Okay, now why do I say that the ambiguity is anti-Kantian? Kant subscribes to two principles that might be construed as a threat to No-Ought-From-Is in their contrapositive forms: Ought-Implies-Can and Ought-Implies-Not-Necessary.  Now consider the last line again. On the alethic reading what Wittgenstein is saying is that what we cannot speak about, we necessarily *do not* speak about, which means presumably that we are necessarily ‘silent’ about it. So long as not speaking about something is equivalent to being silent about it, this is, of course true. But Searls is at least right in detecting a prohibitive push in Wittgenstein’s dictum. Wittgenstein *also* seems to be saying that if we cannot speak about something then we *ought not* speak about it. . But if Kant is correct, this just does not follow. Indeed the reverse holds. If we cannot do something – if it is necessary that we don’t do it – then is not obligatory for us not to do it.  We can’t speak about what we can’t speak about, but it doesn’t follow that we *should* not speak about what we can’t speak about. Indeed for Kant it *does* follow that it is NOT the case that we should not speak about what we cannot speak about. 

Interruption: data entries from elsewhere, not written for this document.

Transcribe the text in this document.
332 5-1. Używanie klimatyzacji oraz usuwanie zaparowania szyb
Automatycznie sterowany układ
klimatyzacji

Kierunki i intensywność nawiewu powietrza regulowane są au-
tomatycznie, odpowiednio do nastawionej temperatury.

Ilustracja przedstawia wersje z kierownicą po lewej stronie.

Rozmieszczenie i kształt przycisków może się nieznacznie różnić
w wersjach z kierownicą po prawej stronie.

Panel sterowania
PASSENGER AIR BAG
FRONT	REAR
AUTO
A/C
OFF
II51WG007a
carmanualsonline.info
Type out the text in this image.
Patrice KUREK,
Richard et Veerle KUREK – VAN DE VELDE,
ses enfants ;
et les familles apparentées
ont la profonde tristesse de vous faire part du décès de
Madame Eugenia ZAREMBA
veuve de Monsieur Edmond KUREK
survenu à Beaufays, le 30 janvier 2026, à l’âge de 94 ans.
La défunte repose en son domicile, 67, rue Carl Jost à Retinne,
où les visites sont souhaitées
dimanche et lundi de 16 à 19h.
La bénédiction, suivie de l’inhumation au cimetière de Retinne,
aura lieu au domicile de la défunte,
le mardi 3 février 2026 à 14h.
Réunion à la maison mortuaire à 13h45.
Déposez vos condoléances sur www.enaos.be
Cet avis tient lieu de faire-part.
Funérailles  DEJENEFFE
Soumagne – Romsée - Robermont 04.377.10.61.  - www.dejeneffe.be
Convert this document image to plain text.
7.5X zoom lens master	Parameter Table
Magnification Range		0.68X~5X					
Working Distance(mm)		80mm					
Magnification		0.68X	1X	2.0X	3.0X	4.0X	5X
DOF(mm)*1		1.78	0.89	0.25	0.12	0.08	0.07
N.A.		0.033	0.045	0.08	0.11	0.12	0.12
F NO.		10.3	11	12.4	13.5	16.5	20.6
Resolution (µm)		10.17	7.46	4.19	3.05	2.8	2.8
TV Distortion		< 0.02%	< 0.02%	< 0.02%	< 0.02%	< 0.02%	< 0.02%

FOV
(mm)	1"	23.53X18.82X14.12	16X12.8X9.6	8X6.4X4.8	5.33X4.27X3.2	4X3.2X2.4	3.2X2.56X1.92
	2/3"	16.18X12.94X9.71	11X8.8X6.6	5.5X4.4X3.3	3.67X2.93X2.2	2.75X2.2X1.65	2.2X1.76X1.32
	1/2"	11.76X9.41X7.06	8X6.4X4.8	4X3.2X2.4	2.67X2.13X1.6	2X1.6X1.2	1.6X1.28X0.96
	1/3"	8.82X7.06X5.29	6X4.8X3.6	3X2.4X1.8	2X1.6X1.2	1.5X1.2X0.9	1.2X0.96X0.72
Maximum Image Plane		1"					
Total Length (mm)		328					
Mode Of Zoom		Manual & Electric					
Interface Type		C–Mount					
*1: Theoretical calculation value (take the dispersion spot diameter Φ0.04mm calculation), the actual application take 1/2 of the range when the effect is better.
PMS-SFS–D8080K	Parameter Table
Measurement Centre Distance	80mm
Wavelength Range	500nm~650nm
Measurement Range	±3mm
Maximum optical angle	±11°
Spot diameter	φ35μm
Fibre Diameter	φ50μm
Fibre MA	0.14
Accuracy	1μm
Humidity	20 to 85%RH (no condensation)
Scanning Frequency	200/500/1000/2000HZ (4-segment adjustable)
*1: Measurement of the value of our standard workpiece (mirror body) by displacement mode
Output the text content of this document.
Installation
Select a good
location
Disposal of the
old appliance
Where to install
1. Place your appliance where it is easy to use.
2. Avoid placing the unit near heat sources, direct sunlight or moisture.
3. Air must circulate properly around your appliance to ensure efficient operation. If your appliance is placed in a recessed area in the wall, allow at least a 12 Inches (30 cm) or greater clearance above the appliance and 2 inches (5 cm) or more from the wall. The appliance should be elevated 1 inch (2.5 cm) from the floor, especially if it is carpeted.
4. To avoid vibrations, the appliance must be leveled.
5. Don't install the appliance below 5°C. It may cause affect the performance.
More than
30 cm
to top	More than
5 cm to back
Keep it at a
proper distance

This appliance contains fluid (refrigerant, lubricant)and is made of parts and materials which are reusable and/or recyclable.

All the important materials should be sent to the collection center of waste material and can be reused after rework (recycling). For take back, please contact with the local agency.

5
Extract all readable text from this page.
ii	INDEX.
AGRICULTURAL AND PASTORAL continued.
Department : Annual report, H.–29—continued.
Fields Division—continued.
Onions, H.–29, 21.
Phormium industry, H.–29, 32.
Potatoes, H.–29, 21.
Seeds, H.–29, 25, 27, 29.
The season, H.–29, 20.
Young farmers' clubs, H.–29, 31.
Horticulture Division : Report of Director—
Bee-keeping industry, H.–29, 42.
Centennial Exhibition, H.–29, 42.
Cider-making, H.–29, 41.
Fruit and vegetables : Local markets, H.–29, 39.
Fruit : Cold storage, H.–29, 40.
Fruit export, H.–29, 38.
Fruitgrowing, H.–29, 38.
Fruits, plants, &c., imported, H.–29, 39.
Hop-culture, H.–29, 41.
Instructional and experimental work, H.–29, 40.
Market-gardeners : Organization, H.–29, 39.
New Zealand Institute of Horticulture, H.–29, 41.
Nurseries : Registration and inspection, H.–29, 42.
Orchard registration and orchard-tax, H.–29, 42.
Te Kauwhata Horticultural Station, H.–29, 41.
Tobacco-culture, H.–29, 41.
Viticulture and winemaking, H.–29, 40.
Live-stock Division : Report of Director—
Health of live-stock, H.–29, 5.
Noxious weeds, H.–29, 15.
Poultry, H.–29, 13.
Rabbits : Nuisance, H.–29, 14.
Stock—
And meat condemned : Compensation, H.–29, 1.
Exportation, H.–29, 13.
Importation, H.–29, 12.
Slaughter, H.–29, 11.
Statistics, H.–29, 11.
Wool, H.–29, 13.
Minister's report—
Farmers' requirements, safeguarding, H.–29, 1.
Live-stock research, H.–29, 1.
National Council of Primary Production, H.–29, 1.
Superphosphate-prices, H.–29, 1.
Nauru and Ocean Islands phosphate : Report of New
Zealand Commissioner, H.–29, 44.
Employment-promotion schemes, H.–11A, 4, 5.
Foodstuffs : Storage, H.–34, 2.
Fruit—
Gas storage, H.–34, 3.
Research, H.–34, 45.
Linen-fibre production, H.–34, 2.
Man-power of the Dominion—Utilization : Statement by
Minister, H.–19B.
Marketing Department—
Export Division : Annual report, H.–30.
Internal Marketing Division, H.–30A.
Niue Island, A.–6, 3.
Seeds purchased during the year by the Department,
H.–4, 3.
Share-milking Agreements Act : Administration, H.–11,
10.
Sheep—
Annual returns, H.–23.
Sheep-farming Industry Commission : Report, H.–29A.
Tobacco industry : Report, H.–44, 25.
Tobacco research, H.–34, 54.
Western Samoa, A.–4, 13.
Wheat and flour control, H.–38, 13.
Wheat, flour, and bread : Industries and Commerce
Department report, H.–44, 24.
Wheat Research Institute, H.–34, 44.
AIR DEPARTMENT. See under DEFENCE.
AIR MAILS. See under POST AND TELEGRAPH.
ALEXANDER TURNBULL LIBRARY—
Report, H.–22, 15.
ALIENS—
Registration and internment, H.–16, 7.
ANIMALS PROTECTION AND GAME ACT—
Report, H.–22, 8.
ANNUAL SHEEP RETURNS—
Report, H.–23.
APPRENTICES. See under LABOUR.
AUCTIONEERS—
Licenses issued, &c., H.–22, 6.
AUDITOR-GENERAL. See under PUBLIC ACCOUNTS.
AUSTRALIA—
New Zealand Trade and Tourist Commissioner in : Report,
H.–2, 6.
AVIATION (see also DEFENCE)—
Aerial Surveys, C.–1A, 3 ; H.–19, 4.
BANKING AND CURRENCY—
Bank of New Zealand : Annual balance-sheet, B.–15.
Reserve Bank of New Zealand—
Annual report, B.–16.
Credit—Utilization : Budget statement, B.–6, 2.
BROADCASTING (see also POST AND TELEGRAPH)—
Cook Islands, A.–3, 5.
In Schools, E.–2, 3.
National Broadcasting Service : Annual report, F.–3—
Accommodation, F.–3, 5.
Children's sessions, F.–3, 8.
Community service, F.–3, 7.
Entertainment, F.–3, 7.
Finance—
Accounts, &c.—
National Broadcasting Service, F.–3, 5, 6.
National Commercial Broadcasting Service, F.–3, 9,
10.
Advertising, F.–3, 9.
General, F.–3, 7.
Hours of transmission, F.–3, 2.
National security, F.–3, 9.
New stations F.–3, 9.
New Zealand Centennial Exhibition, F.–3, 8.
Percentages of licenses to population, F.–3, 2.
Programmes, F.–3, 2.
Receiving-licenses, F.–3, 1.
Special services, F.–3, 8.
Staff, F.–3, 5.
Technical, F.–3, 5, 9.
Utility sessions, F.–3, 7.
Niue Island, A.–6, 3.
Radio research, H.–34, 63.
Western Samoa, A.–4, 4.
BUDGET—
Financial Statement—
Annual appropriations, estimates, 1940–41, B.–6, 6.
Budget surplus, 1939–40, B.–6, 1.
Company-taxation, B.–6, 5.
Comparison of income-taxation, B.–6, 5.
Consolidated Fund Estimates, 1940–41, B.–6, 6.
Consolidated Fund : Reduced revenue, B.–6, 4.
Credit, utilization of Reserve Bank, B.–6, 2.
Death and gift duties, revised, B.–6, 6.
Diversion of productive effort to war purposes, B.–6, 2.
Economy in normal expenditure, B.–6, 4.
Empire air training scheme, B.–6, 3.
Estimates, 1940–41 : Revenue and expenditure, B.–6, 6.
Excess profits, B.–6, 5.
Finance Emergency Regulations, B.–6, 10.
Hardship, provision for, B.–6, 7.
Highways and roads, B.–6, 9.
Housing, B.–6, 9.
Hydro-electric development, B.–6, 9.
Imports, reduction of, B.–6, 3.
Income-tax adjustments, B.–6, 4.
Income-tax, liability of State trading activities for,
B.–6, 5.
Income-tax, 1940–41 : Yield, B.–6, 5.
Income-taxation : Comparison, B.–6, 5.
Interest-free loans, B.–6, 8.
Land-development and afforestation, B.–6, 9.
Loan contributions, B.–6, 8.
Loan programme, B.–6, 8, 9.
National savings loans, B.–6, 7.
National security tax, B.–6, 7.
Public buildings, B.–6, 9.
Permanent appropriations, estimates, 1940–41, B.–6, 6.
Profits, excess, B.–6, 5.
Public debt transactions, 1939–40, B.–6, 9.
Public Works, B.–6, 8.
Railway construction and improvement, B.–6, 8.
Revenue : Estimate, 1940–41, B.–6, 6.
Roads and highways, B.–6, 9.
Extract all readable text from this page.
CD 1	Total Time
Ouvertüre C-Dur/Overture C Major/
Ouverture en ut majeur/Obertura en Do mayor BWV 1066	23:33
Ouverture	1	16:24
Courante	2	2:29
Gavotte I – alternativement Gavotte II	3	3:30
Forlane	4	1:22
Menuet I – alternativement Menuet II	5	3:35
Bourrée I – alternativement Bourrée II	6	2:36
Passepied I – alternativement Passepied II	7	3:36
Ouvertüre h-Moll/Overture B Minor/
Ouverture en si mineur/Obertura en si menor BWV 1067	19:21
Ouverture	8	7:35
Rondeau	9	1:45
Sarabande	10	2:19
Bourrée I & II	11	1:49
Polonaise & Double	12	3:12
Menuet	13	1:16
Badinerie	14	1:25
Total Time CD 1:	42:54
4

Now an obvious objection is that there is a missing qualifier in Wittgensteins dictum that is implicitly understood. What he is saying is that what we cannot *meaningfully* speak about, we must be silent about. (I am not sure which equivalent of ‘meaningfully” would be the correct one in German.) Now obviously what we cannot meaningfully talk about we necessarily do not meaningfully talk about. But it does not follow that we are silent about it in the ordinary sense of the words, but only that what we say about it will not be genuinely meaningful. So if Wittgenstein is saying that we ought not talk bout what we cannot talk about meaningfully, his prohibition is not knocked out by Ought-Implies-Not-Necessary. Nonetheless, I can’t help thinking that the prohibition derives rhetorical support from the tautological claims , wrapped up in the same dictum, that we cannot talk about what we cannot talk about or that we cannot meaningfully talk about what we cannot meaningfully talk about.  

GermanHistorian
GermanHistorian
2 months ago

I believe that it is important to discuss the merits of translations of German philosophy into English. Yet I would find it important to highlight the institutional issues of translations. How much funding is available for translations? How much do we value the work that goes into translations? Here I think of both the craft of translators (a notoriously precarious and underpaid job) and the recognition of editorial work. Doing editorial work doesn’t count much when it comes to applications, tenure, or promotion. Yet it’s the collaboration between editor and translator that makes or breaks a translation. But I would even go deeper: I observe a disregard, maybe even contempt of formal qualities in academic philosophy. Translation is about form, not only content. Who cares about writing well in academia? How many real books (not compilations of previously published papers, as is common now, especially at the top presses) are published in philosophy? To sum up, I find two things important when we discuss about translations in philosophy: 1. the institutional value of the work that goes into translations; 2. the appreciation of the aesthetic value of philosophical writing.